Media Accessibility is the research area dealing with the "theories, practices, services, technologies and instruments that provide access to media products, services, and environments for people that cannot, or cannot properly, access that content in its original form" (Greco 2016). Media Accessibility is at the core of the most pressing priorities of the European Commission, such as the European Disability Strategy 2010-2020 and the Digital Single Market Strategy.
For a long time, policies involving Media Accessibility have been concerned with quantity, that is, setting quotas for inducing the widespread adoption of media accessibility solutions, e.g. hours per year of subtitled TV programmes. Now that quotas are being met in many EU countries, attention is shifting over to quality. Standardisation is the very instrument through which quality requirements are implemented at a policy level. Unfortunately, accessibility standardisation at a EU level is subject to a fragmented situation due to a plethora of divergent rules. Difficulties in harmonising the various standards, beyond mere differences in terms of national systems, are mainly due to a lack of research: the absence of a theoretical framework for understanding quality in media accessibility.
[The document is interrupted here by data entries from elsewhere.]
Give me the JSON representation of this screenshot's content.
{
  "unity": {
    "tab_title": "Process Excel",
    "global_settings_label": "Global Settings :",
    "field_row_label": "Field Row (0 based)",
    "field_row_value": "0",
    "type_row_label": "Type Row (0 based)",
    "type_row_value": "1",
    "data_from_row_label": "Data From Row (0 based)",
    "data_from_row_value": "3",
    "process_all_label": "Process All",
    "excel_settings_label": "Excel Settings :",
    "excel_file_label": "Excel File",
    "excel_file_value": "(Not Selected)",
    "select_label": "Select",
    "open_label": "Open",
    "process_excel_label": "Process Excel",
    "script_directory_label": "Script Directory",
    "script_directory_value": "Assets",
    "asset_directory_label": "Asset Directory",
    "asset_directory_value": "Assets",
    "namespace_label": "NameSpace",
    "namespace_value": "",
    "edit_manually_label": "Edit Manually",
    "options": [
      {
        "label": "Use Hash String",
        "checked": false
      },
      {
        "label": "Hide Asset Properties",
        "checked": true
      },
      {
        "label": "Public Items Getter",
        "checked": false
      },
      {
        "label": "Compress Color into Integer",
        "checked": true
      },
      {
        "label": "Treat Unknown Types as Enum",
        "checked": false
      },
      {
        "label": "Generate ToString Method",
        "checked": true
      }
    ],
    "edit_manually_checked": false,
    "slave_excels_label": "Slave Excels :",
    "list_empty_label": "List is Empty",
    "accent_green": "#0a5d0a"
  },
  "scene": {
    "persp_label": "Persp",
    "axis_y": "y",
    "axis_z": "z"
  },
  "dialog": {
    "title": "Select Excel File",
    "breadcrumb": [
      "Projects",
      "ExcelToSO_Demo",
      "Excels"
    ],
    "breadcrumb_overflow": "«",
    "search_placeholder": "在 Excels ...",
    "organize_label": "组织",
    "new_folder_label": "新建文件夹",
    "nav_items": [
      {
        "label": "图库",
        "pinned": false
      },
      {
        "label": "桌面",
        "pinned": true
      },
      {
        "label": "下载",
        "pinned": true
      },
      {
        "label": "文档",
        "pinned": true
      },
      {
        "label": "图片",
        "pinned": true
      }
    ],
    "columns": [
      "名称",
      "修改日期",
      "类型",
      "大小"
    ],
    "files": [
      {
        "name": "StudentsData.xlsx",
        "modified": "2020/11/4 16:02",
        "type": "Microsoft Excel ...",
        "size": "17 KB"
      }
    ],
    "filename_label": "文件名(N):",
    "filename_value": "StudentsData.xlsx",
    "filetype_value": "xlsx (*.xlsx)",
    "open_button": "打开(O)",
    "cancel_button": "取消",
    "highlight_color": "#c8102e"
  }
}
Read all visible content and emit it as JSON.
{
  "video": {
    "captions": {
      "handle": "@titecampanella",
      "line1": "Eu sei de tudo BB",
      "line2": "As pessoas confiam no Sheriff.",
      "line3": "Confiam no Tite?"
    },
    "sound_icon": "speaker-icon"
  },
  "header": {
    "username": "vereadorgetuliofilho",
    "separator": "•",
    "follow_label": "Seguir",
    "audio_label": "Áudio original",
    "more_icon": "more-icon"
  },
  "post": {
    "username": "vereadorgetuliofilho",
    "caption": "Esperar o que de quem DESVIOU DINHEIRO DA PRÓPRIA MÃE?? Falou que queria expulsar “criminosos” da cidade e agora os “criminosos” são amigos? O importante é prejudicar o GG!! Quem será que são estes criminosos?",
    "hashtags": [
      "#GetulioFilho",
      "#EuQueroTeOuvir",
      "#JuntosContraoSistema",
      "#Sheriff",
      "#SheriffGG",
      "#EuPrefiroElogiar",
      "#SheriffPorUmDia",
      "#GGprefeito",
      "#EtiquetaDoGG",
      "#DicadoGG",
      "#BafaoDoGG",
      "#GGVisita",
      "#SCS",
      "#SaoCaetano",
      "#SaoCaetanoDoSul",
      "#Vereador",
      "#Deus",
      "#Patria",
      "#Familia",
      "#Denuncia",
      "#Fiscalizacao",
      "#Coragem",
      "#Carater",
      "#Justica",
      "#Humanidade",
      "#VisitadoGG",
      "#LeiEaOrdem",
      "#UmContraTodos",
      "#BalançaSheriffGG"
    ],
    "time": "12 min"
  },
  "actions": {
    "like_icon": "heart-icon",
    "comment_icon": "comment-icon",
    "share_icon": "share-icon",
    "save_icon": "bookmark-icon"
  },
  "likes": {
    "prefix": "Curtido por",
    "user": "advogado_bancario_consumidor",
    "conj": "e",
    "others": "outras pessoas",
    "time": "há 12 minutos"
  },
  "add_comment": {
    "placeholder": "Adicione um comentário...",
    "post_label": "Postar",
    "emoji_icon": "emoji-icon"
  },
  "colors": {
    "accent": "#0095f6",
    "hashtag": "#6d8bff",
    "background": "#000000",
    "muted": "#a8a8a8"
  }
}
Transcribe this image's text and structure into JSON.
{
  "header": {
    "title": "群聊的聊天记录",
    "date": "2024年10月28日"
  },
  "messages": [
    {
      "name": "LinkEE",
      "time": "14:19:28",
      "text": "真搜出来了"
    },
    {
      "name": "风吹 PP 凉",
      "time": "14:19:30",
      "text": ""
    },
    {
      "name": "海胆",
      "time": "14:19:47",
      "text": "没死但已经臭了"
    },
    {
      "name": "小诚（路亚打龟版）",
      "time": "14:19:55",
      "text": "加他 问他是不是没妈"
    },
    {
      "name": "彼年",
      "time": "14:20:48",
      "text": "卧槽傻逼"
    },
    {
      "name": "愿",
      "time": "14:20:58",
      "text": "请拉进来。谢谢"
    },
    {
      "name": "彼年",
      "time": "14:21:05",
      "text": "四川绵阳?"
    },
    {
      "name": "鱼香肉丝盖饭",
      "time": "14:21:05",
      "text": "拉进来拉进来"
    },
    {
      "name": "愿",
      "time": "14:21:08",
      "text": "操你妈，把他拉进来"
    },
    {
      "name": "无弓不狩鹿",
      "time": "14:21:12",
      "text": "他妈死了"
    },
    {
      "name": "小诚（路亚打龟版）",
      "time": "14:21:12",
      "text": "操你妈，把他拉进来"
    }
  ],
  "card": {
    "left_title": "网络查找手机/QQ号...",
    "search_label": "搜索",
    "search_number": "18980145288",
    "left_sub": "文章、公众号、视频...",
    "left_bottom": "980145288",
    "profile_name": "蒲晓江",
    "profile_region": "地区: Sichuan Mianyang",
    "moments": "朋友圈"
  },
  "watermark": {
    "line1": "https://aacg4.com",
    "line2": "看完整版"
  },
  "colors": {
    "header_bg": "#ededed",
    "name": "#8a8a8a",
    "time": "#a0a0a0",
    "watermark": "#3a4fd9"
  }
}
The overall aim of this project is indeed to carry out an analysis of the notion of quality in Media Accessibility and provide a theoretical framework for understanding it. Under the hypothesis that Media Accessibility groups a series of practices to manage, transform and transfer data and information, the project will draw on scholarship on data and information quality and investigate if and how it can help to successfully deal with Media Accessibility Quality.